Rose jouée par Stéphanie Van Vyve et Nacho joué par Pedro Romero.

Rose jouée par Stéphanie Van Vyve et Nacho joué par Pedro Romero.

En mini-robe et talons hauts, Rose se déhanche en vitrine et attend le client mais l’homme qui déboule dans sa carrée ne vient pas pour ses charmes mais pour échapper à la police. L’argentin clandestin quittera bien vite les lieux mais reviendra plus tard remercier Rose en lui offrant des fleurs, des « belles de nuit ». Entre ces deux « parias » de la société, entre Nacho et Rose, un lien se crée, non pas d’amour – ce serait trop simple et trop évident – mais un lien aussi personnel qu’économique. Tous deux rêvent de liberté, d’indépendance, de vie normale.
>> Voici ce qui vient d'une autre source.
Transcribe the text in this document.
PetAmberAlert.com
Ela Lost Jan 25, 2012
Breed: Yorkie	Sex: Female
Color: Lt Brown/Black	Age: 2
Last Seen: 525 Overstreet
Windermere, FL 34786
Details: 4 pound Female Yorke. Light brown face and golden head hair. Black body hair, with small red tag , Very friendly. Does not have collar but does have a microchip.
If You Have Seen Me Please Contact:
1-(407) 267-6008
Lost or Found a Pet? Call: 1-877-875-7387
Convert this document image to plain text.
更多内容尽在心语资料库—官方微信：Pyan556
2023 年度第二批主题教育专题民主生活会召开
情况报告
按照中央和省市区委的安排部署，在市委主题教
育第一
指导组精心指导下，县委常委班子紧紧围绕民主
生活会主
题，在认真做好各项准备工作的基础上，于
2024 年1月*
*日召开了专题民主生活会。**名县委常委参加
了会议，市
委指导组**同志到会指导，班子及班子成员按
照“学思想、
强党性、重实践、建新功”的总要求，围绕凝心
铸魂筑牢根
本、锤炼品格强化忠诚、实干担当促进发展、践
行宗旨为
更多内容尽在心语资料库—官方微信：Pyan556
Mais est-il possible de changer de vie quand on est putain ou clandestin ? On ne vous raconte pas ce qui va se passer entre ces deux-là mais la pièce « Belles de nuit » jouée aux Riches-Claires dont le titre est un clin d’œil au film « Belle de jour » de Luis Bunuel nous parle de la prostitution (consentie !!!) avec justesse. Pas de leçon de morale, ni de diabolisation du plus vieux métier du monde. Pedro Romero qui a écrit la pièce et l’interprète aux côtés d’une très belle Stéphanie Van Vyve, Prix 2015 de la critique de la meilleure comédienne, prend la défense de la femme qui décide de vendre son corps. Il nous parle de Rose, de son parcours, de ce qui l’a amené à faire ce métier – l’argent et le hasard des rencontres –, de ses 9537 clients si différents et de son envie de tourner la page. Pedro Romero nous fait également beaucoup rire grâce au personnage d’une femme de ménage qui tous les matins, nettoie la carrée de Rose. Un spectacle émouvant et drôle, entre critique sociale et comédie !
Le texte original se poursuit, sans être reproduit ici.